For a Lie morphism $\varphi : L_1 \to L_2$, let $I\subset L_2$ an ideal.
How we prove $$\varphi^{-1}(I) \subset L_1$$ is an ideal?
My try:
$$[\varphi^{−1}(I),L_1]=[\varphi^{−1}(I),\varphi^{−1}(L_2)]=\varphi^{−1}([I,L_2])⊂\varphi^{−1}(I)$$
Additional doubt: If $S\subset L_1$ is a subalgebra, do you have $\varphi(S) \subset L_2$ is a subalgebra?
Thanks!
Let $I$ any ideal in $L_2$. Of course $\varphi^{-1}(I)\neq\emptyset$ since $\varphi(0)=0\in I$. Now for all $x,y\in\varphi^{-1}(I)$ we have $\varphi(x), \varphi(y)\in I$ and, in particular, $\varphi(x+y)=\varphi(x)+\varphi(y)\in I$. Therefore $x+y\in\varphi^{-1}(I)$.

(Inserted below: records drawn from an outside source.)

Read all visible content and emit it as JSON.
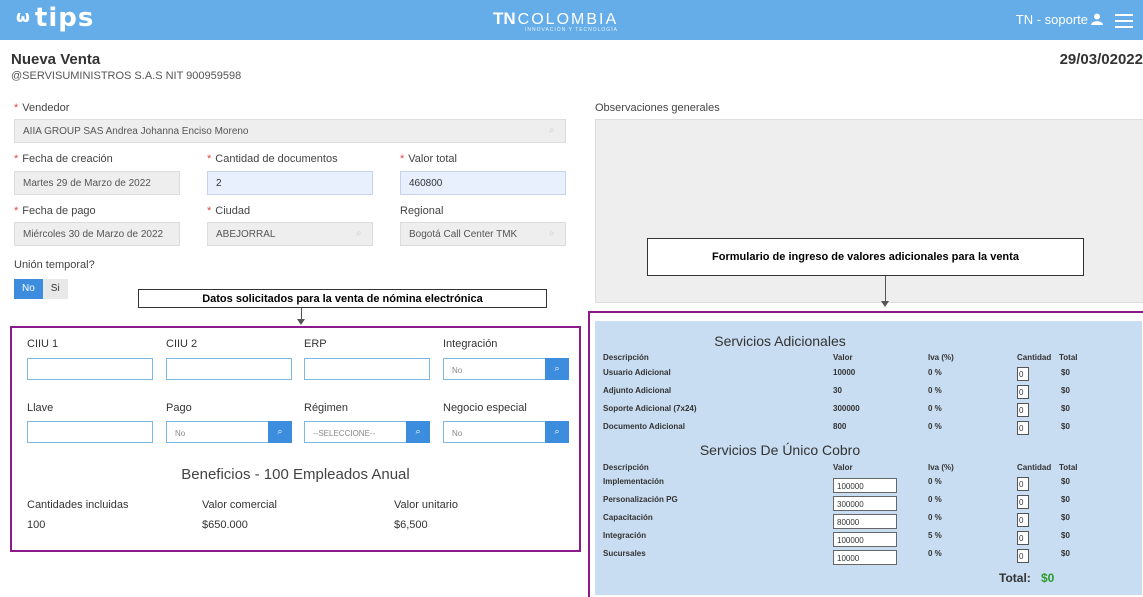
{
  "header": {
    "logo": "tips",
    "brand_tn": "TN",
    "brand_name": "COLOMBIA",
    "brand_tagline": "INNOVACIÓN Y TECNOLOGÍA",
    "user": "TN - soporte"
  },
  "page": {
    "title": "Nueva Venta",
    "company": "@SERVISUMINISTROS S.A.S NIT 900959598",
    "date": "29/03/02022"
  },
  "form": {
    "vendedor_label": "Vendedor",
    "vendedor_value": "AIIA GROUP SAS Andrea Johanna Enciso Moreno",
    "fecha_creacion_label": "Fecha de creación",
    "fecha_creacion_value": "Martes 29 de Marzo de 2022",
    "cantidad_label": "Cantidad de documentos",
    "cantidad_value": "2",
    "valor_total_label": "Valor total",
    "valor_total_value": "460800",
    "fecha_pago_label": "Fecha de pago",
    "fecha_pago_value": "Miércoles 30 de Marzo de 2022",
    "ciudad_label": "Ciudad",
    "ciudad_value": "ABEJORRAL",
    "regional_label": "Regional",
    "regional_value": "Bogotá Call Center TMK",
    "union_label": "Unión temporal?",
    "union_no": "No",
    "union_si": "Si",
    "obs_label": "Observaciones generales"
  },
  "callouts": {
    "left": "Datos solicitados para la venta de nómina electrónica",
    "right": "Formulario de ingreso de valores adicionales para la venta"
  },
  "nomina": {
    "ciiu1": "CIIU 1",
    "ciiu2": "CIIU 2",
    "erp": "ERP",
    "integracion_label": "Integración",
    "integracion_value": "No",
    "llave": "Llave",
    "pago_label": "Pago",
    "pago_value": "No",
    "regimen_label": "Régimen",
    "regimen_value": "--SELECCIONE--",
    "negocio_label": "Negocio especial",
    "negocio_value": "No",
    "beneficios_title": "Beneficios - 100 Empleados Anual",
    "col_cantidades": "Cantidades incluidas",
    "col_valor_comercial": "Valor comercial",
    "col_valor_unitario": "Valor unitario",
    "val_cantidades": "100",
    "val_valor_comercial": "$650.000",
    "val_valor_unitario": "$6,500"
  },
  "servicios": {
    "adicionales_title": "Servicios Adicionales",
    "unico_title": "Servicios De Único Cobro",
    "h_desc": "Descripción",
    "h_valor": "Valor",
    "h_iva": "Iva (%)",
    "h_cantidad": "Cantidad",
    "h_total": "Total",
    "adicionales": [
      {
        "desc": "Usuario Adicional",
        "valor": "10000",
        "iva": "0 %",
        "qty": "0",
        "total": "$0"
      },
      {
        "desc": "Adjunto Adicional",
        "valor": "30",
        "iva": "0 %",
        "qty": "0",
        "total": "$0"
      },
      {
        "desc": "Soporte Adicional (7x24)",
        "valor": "300000",
        "iva": "0 %",
        "qty": "0",
        "total": "$0"
      },
      {
        "desc": "Documento Adicional",
        "valor": "800",
        "iva": "0 %",
        "qty": "0",
        "total": "$0"
      }
    ],
    "unico": [
      {
        "desc": "Implementación",
        "valor": "100000",
        "iva": "0 %",
        "qty": "0",
        "total": "$0"
      },
      {
        "desc": "Personalización PG",
        "valor": "300000",
        "iva": "0 %",
        "qty": "0",
        "total": "$0"
      },
      {
        "desc": "Capacitación",
        "valor": "80000",
        "iva": "0 %",
        "qty": "0",
        "total": "$0"
      },
      {
        "desc": "Integración",
        "valor": "100000",
        "iva": "5 %",
        "qty": "0",
        "total": "$0"
      },
      {
        "desc": "Sucursales",
        "valor": "10000",
        "iva": "0 %",
        "qty": "0",
        "total": "$0"
      }
    ],
    "total_label": "Total:",
    "total_value": "$0"
  },
  "colors": {
    "topbar": "#64ade9",
    "accent": "#3c8dde",
    "panel_border": "#8b1a8b",
    "services_bg": "#c8ddf1",
    "total_green": "#2c9a2c",
    "required": "#e2483d"
  },
  "icons": [
    "tips-logo-glyph",
    "user-icon",
    "menu-icon",
    "search-icon"
  ]
}
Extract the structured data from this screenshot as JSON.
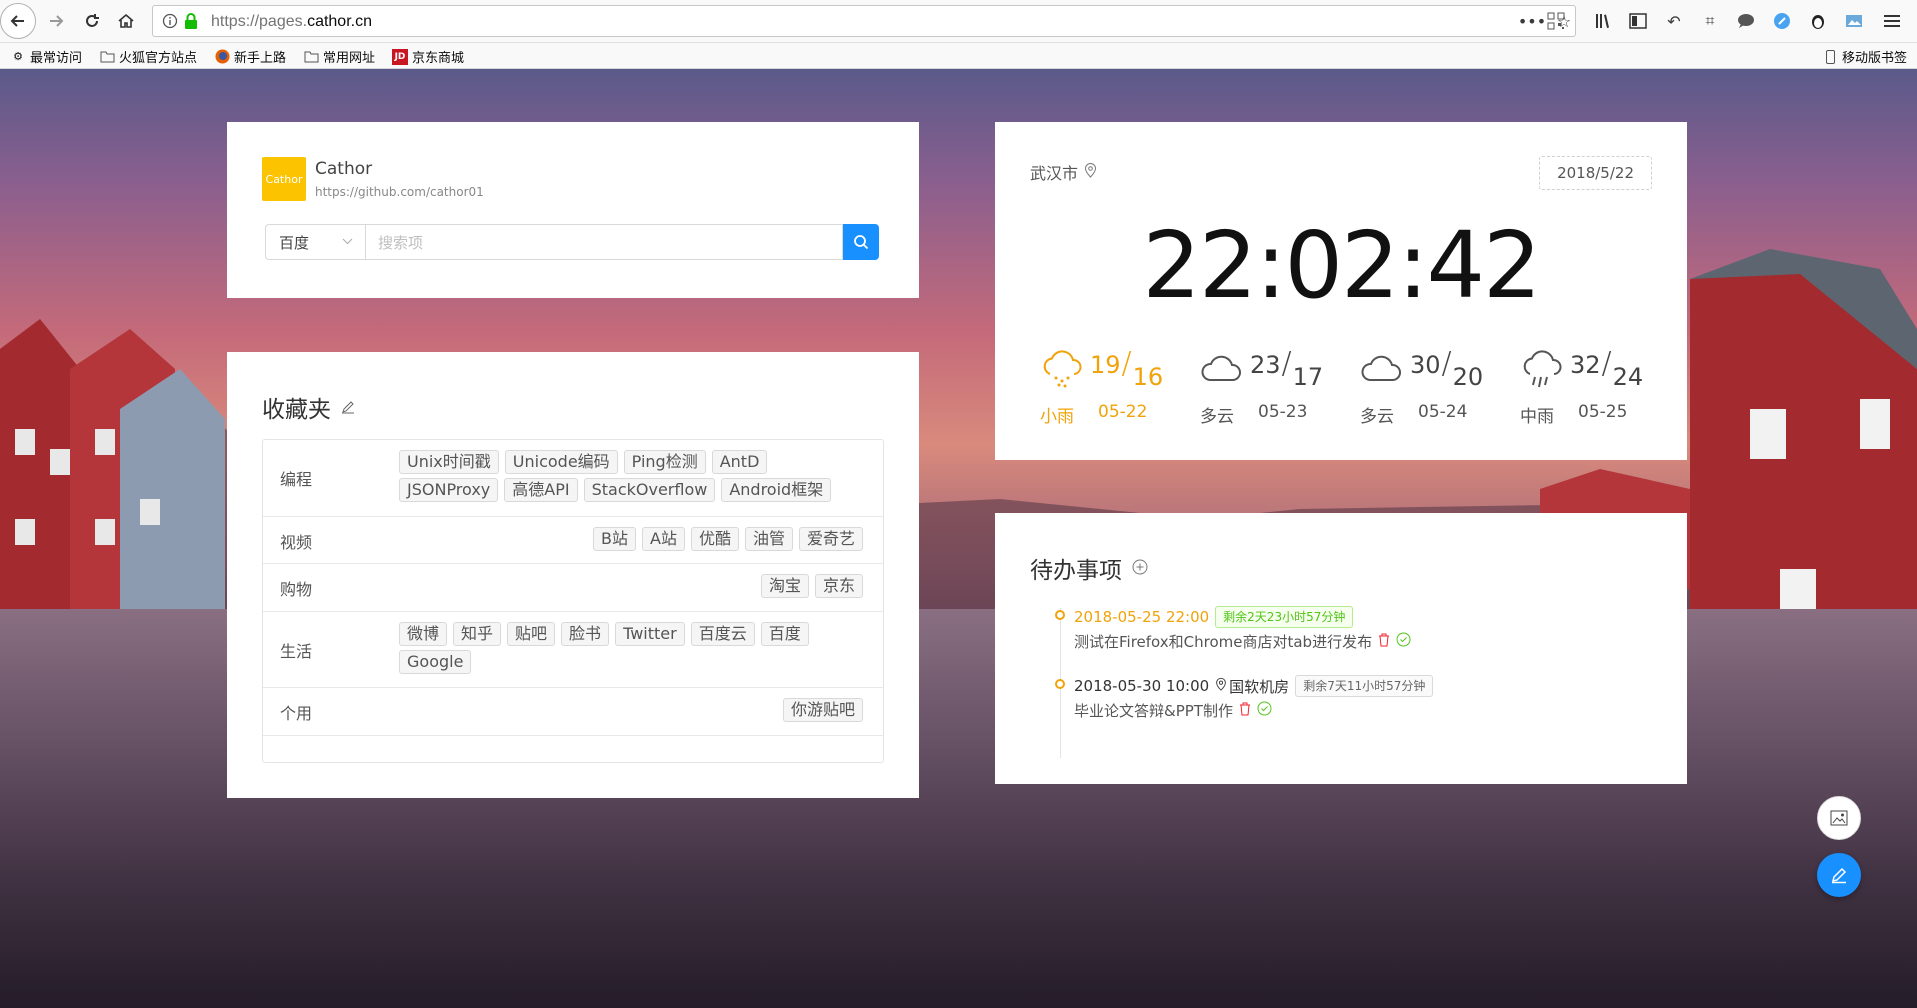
{
  "browser": {
    "url_prefix": "https://pages.",
    "url_domain": "cathor.cn",
    "bookmarks": [
      {
        "label": "最常访问",
        "icon": "gear-icon"
      },
      {
        "label": "火狐官方站点",
        "icon": "folder-icon"
      },
      {
        "label": "新手上路",
        "icon": "firefox-icon"
      },
      {
        "label": "常用网址",
        "icon": "folder-icon"
      },
      {
        "label": "京东商城",
        "icon": "jd-icon"
      }
    ],
    "mobile_bookmarks": "移动版书签"
  },
  "search": {
    "logo_text": "Cathor",
    "site_name": "Cathor",
    "site_url": "https://github.com/cathor01",
    "engine": "百度",
    "placeholder": "搜索项"
  },
  "favorites": {
    "title": "收藏夹",
    "rows": [
      {
        "category": "编程",
        "tags": [
          "Unix时间戳",
          "Unicode编码",
          "Ping检测",
          "AntD",
          "JSONProxy",
          "高德API",
          "StackOverflow",
          "Android框架"
        ]
      },
      {
        "category": "视频",
        "tags": [
          "B站",
          "A站",
          "优酷",
          "油管",
          "爱奇艺"
        ]
      },
      {
        "category": "购物",
        "tags": [
          "淘宝",
          "京东"
        ]
      },
      {
        "category": "生活",
        "tags": [
          "微博",
          "知乎",
          "贴吧",
          "脸书",
          "Twitter",
          "百度云",
          "百度",
          "Google"
        ]
      },
      {
        "category": "个用",
        "tags": [
          "你游贴吧"
        ]
      }
    ]
  },
  "clock": {
    "city": "武汉市",
    "date": "2018/5/22",
    "time": "22:02:42",
    "forecast": [
      {
        "high": "19",
        "low": "16",
        "desc": "小雨",
        "day": "05-22",
        "icon": "light-rain-icon",
        "active": true
      },
      {
        "high": "23",
        "low": "17",
        "desc": "多云",
        "day": "05-23",
        "icon": "cloud-icon",
        "active": false
      },
      {
        "high": "30",
        "low": "20",
        "desc": "多云",
        "day": "05-24",
        "icon": "cloud-icon",
        "active": false
      },
      {
        "high": "32",
        "low": "24",
        "desc": "中雨",
        "day": "05-25",
        "icon": "rain-icon",
        "active": false
      }
    ]
  },
  "todo": {
    "title": "待办事项",
    "items": [
      {
        "time": "2018-05-25 22:00",
        "remaining": "剩余2天23小时57分钟",
        "location": "",
        "text": "测试在Firefox和Chrome商店对tab进行发布"
      },
      {
        "time": "2018-05-30 10:00",
        "remaining": "剩余7天11小时57分钟",
        "location": "国软机房",
        "text": "毕业论文答辩&PPT制作"
      }
    ]
  },
  "colors": {
    "accent": "#1890ff",
    "warning": "#f0a30a",
    "success": "#52c41a",
    "logo_bg": "#fcc301"
  }
}
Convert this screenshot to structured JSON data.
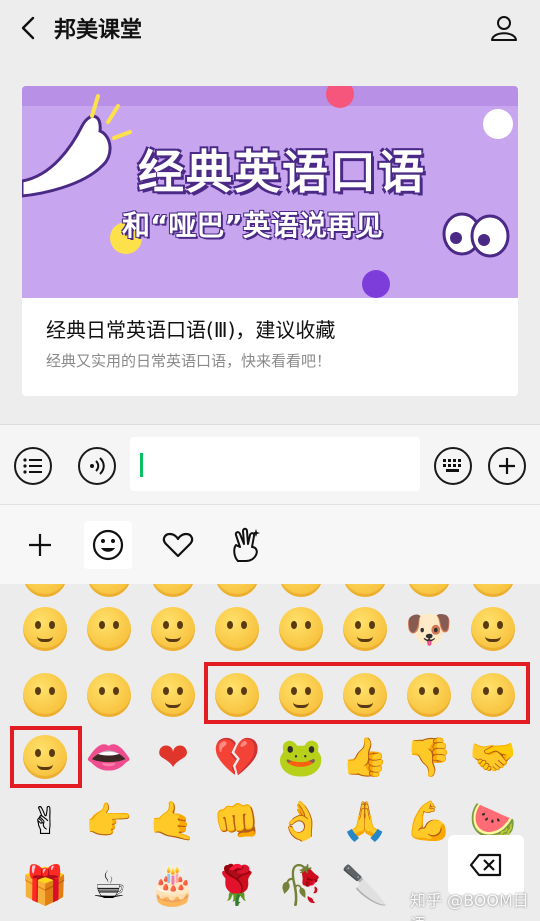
{
  "header": {
    "title": "邦美课堂",
    "back_icon": "chevron-left-icon",
    "profile_icon": "person-icon"
  },
  "card": {
    "banner_heading": "经典英语口语",
    "banner_subheading": "和“哑巴”英语说再见",
    "title": "经典日常英语口语(Ⅲ)，建议收藏",
    "description": "经典又实用的日常英语口语，快来看看吧！"
  },
  "input_bar": {
    "left_icons": [
      "list-icon",
      "voice-icon"
    ],
    "right_icons": [
      "keyboard-icon",
      "plus-circle-icon"
    ],
    "text_value": "",
    "accent": "#07c160"
  },
  "tabs": [
    {
      "icon": "plus-icon"
    },
    {
      "icon": "smiley-icon",
      "active": true
    },
    {
      "icon": "heart-icon"
    },
    {
      "icon": "hand-icon"
    }
  ],
  "highlight_color": "#e31b23",
  "delete_icon": "backspace-icon",
  "watermark": "知乎 @BOOM日语"
}
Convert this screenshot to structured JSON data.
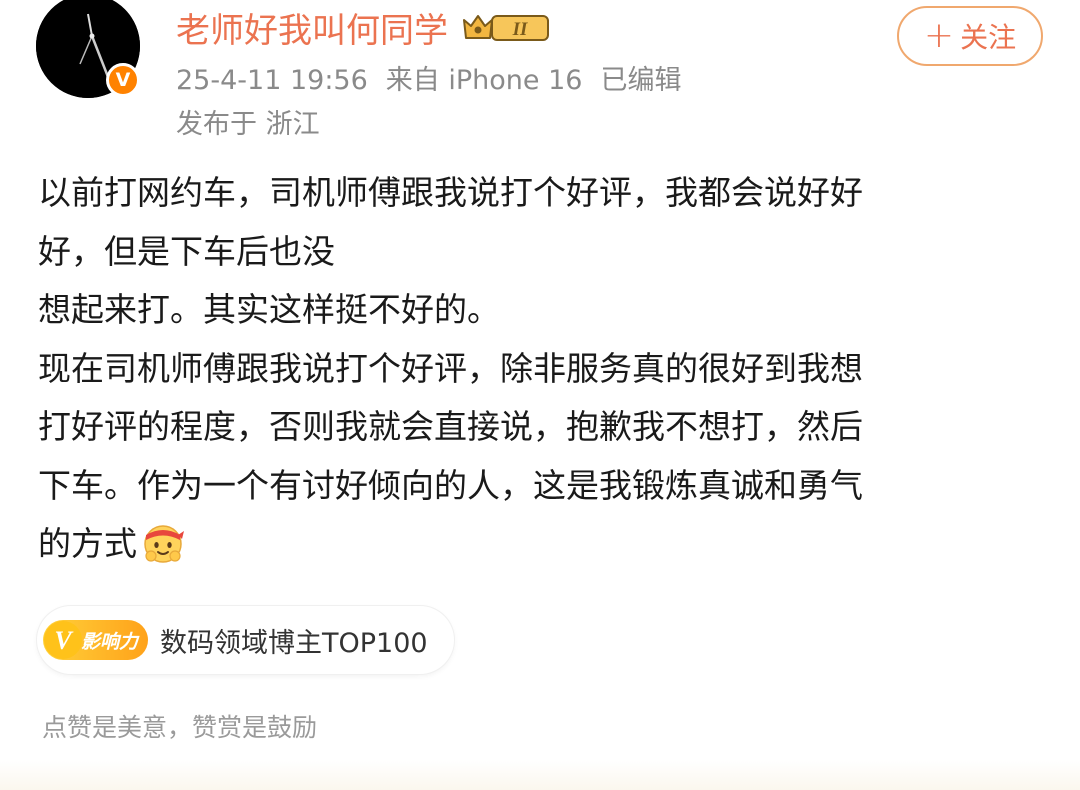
{
  "author": {
    "name": "老师好我叫何同学",
    "verified_badge": "V",
    "level_badge": "II",
    "timestamp": "25-4-11 19:56",
    "source": "来自 iPhone 16",
    "edited": "已编辑",
    "location": "发布于 浙江"
  },
  "actions": {
    "follow_plus": "+",
    "follow_label": "关注"
  },
  "post": {
    "lines": [
      "以前打网约车，司机师傅跟我说打个好评，我都会说好好",
      "好，但是下车后也没",
      "想起来打。其实这样挺不好的。",
      "现在司机师傅跟我说打个好评，除非服务真的很好到我想",
      "打好评的程度，否则我就会直接说，抱歉我不想打，然后",
      "下车。作为一个有讨好倾向的人，这是我锻炼真诚和勇气",
      "的方式"
    ],
    "emoji": "fighting-emoji"
  },
  "influence": {
    "tag_letter": "V",
    "tag_label": "影响力",
    "title": "数码领域博主TOP100"
  },
  "reward": {
    "text": "点赞是美意，赞赏是鼓励"
  },
  "colors": {
    "username": "#eb7350",
    "follow_border": "#f0a86e",
    "verified": "#ff8200",
    "meta_text": "#8a8a8a",
    "body_text": "#1a1a1a",
    "influence_gold": "#ffa21a"
  }
}
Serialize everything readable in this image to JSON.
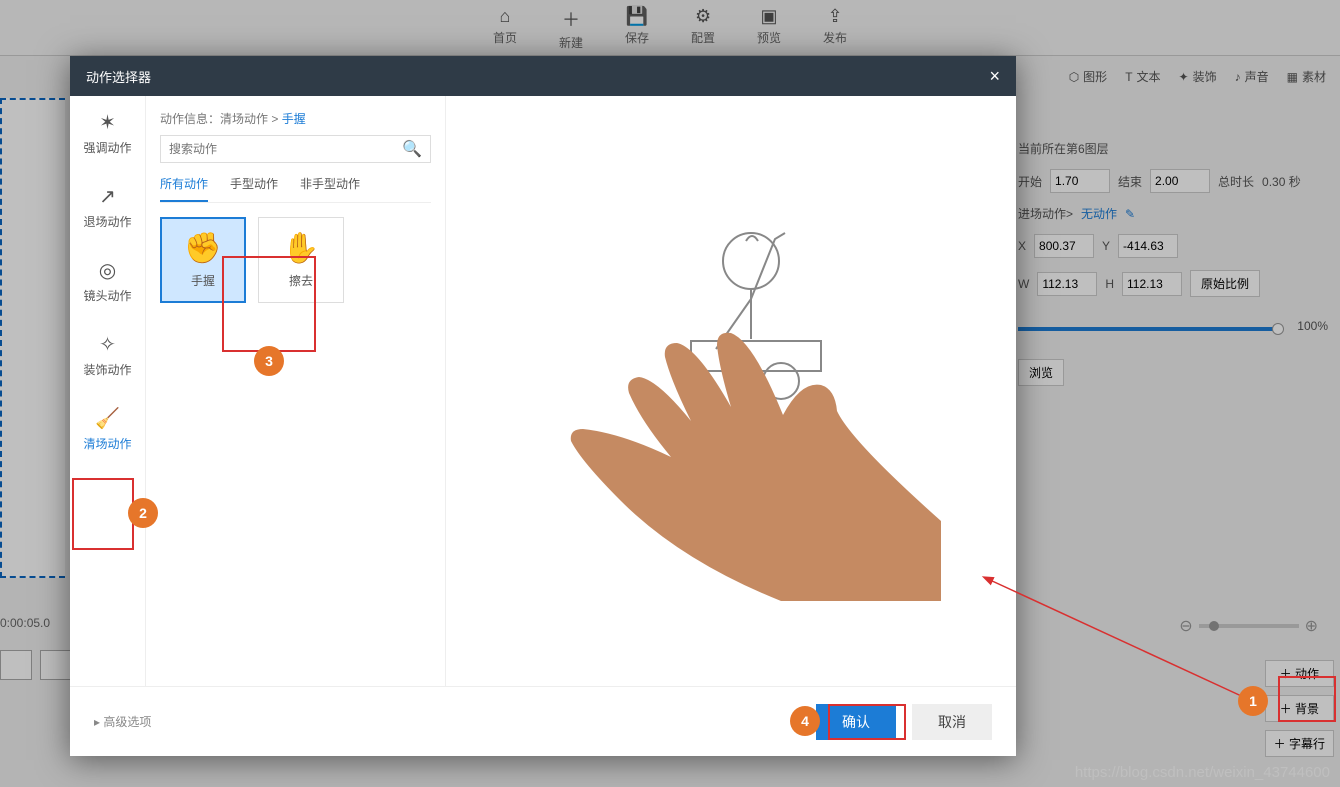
{
  "toolbar": {
    "items": [
      {
        "label": "首页"
      },
      {
        "label": "新建"
      },
      {
        "label": "保存"
      },
      {
        "label": "配置"
      },
      {
        "label": "预览"
      },
      {
        "label": "发布"
      }
    ]
  },
  "sec_toolbar": [
    {
      "label": "图形"
    },
    {
      "label": "文本"
    },
    {
      "label": "装饰"
    },
    {
      "label": "声音"
    },
    {
      "label": "素材"
    }
  ],
  "timecode": "0:00:05.0",
  "right_panel": {
    "layer_text": "当前所在第6图层",
    "start_label": "开始",
    "start_value": "1.70",
    "end_label": "结束",
    "end_value": "2.00",
    "total_label": "总时长",
    "total_value": "0.30 秒",
    "enter_label": "进场动作>",
    "enter_value": "无动作",
    "x_label": "X",
    "x_value": "800.37",
    "y_label": "Y",
    "y_value": "-414.63",
    "w_label": "W",
    "w_value": "112.13",
    "h_label": "H",
    "h_value": "112.13",
    "orig_ratio": "原始比例",
    "zoom_pct": "100%",
    "browse": "浏览"
  },
  "right_acts": {
    "action": "动作",
    "bg": "背景",
    "subtitle": "字幕行"
  },
  "modal": {
    "title": "动作选择器",
    "close": "×",
    "categories": [
      {
        "label": "强调动作"
      },
      {
        "label": "退场动作"
      },
      {
        "label": "镜头动作"
      },
      {
        "label": "装饰动作"
      },
      {
        "label": "清场动作"
      }
    ],
    "breadcrumb_prefix": "动作信息：",
    "breadcrumb_cat": "清场动作",
    "breadcrumb_sep": " > ",
    "breadcrumb_cur": "手握",
    "search_placeholder": "搜索动作",
    "tabs": [
      {
        "label": "所有动作"
      },
      {
        "label": "手型动作"
      },
      {
        "label": "非手型动作"
      }
    ],
    "actions": [
      {
        "label": "手握"
      },
      {
        "label": "擦去"
      }
    ],
    "advanced": "高级选项",
    "confirm": "确认",
    "cancel": "取消"
  },
  "callouts": {
    "c1": "1",
    "c2": "2",
    "c3": "3",
    "c4": "4"
  },
  "watermark": "https://blog.csdn.net/weixin_43744600"
}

Finally for every $r\in L_1$ and any $x\in\varphi^{-1}(I)$ we have $\varphi(r)\in L_2$ and $\varphi(x)\in I$; hence $\varphi([r,x])=[\varphi(r),\varphi(x)]\in I$. Therefore $[r,x]\in\varphi^{-1}(I)$.
Answer to your additional doubt: YES!